Ce faisant, Benyamin Nétanyahou ne laissait aucune place à la moindre critique, niant tout autant un usage disproportionné de la force que la responsabilité d’Israël dans la situation humanitaire effroyable dans laquelle se trouvent les Palestiniens de Gaza.
Cette présentation lui a permis également de dénigrer les manifestants qui s’étaient rassemblés sous haute surveillance policière dans la capitale fédérale – dont des parents d’otages israéliens capturés le 7 octobre 2023 – pour dénoncer les massacres de civils produits par des bombardements israéliens depuis dix mois avec des armes en provenance des Etats-Unis. « Vous devriez avoir honte. (…) Vous êtes devenus officiellement les idiots utiles de l’Iran », a-t-il assuré en insinuant que la République islamique manipulait les mouvements de protestation apparus dans tout le pays, notamment dans des universités.
Profondes divergences avec les démocrates
« Pour que les forces de la civilisation triomphent, l’Amérique et Israël doivent rester unis », a assuré M. Nétanyahou. Les frictions ne cessent pourtant de l’opposer à l’administration américaine à propos d’un cessez-le-feu combiné à des libérations d’otages souhaité depuis des mois par les Etats-Unis. Il en va de même avec l’incapacité du premier ministre, une fois l’offensive israélienne en cours achevée, à formuler une vision pour Gaza compatible avec les lignes rouges tracées dès novembre 2023 par le président démocrate, Joe Biden.
Cette divergence s’est à nouveau manifestée devant le Congrès lorsque Benyamin Nétanyahou a assuré que « dans un avenir proche », Israël devra « maintenir [dans Gaza] un contrôle sécuritaire prépondérant afin d’empêcher la résurgence de la violence et de faire en sorte que [l’enclave] ne constitue plus jamais une menace pour Israël ». Il a appelé de ses vœux une « Alliance d’Abraham » militaire avec les Etats arabes « modérés » contre l’Iran, sans un mot pour l’avènement d’un Etat palestinien qu’il exclue désormais ouvertement, mais dont un tel rapprochement dépend.
De tous les responsables israéliens, Benyamin Nétanyahou est certainement celui dont la carrière a été la plus intimement imbriquée dans la politique américaine. Il restera pourtant comme celui qui aura abîmé ce qui fut longtemps un atout : un solide consensus entre les deux grands partis des Etats-Unis permettant de surmonter les alternances et les aléas propres au Proche-Orient comme sa réception ambivalente au Congrès l’a confirmé.

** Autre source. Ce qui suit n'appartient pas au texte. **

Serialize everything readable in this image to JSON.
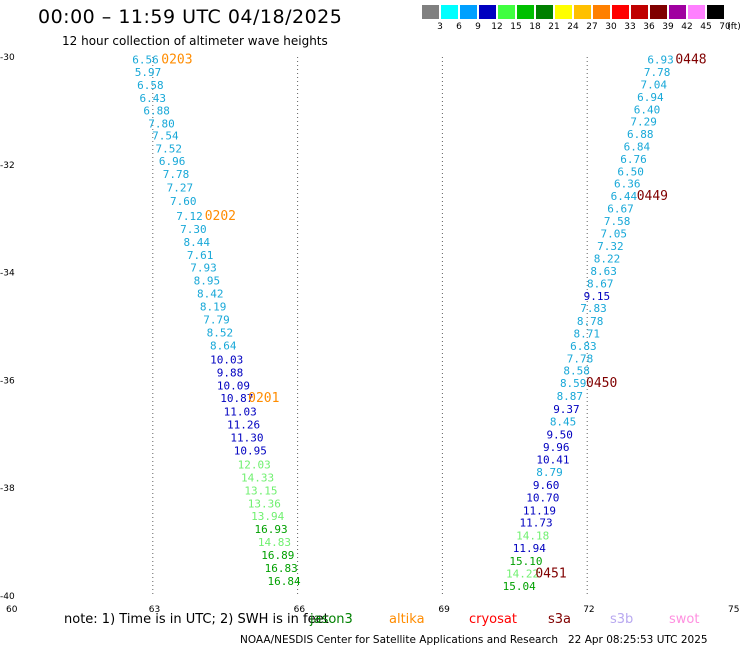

L’ancienne speaker (présidente) démocrate de la présidente de la Chambre des représentants, Nancy Pelosi, qui avait elle aussi boycotté la séance, n’a pas mâché ses mots. Elle a qualifié le discours du premier ministre israélien de « pire présentation de tout dignitaire étranger invité et honoré du privilège de s’adresser au Congrès ».
L’élue de Californie a la mémoire longue. Toujours invité au Congrès à l’initiative de républicains, Benyamin Nétanyahou y a systématiquement exprimé sa défiance face à des présidents démocrates avec lesquels il entretenait de réelles divergences politiques. Son discours est ainsi intervenu neuf ans après une allocution solennelle au cours de laquelle il s’en était pris avec virulence à l’accord sur le nucléaire iranien difficilement négocié par le président démocrate d’alors, Barack Obama.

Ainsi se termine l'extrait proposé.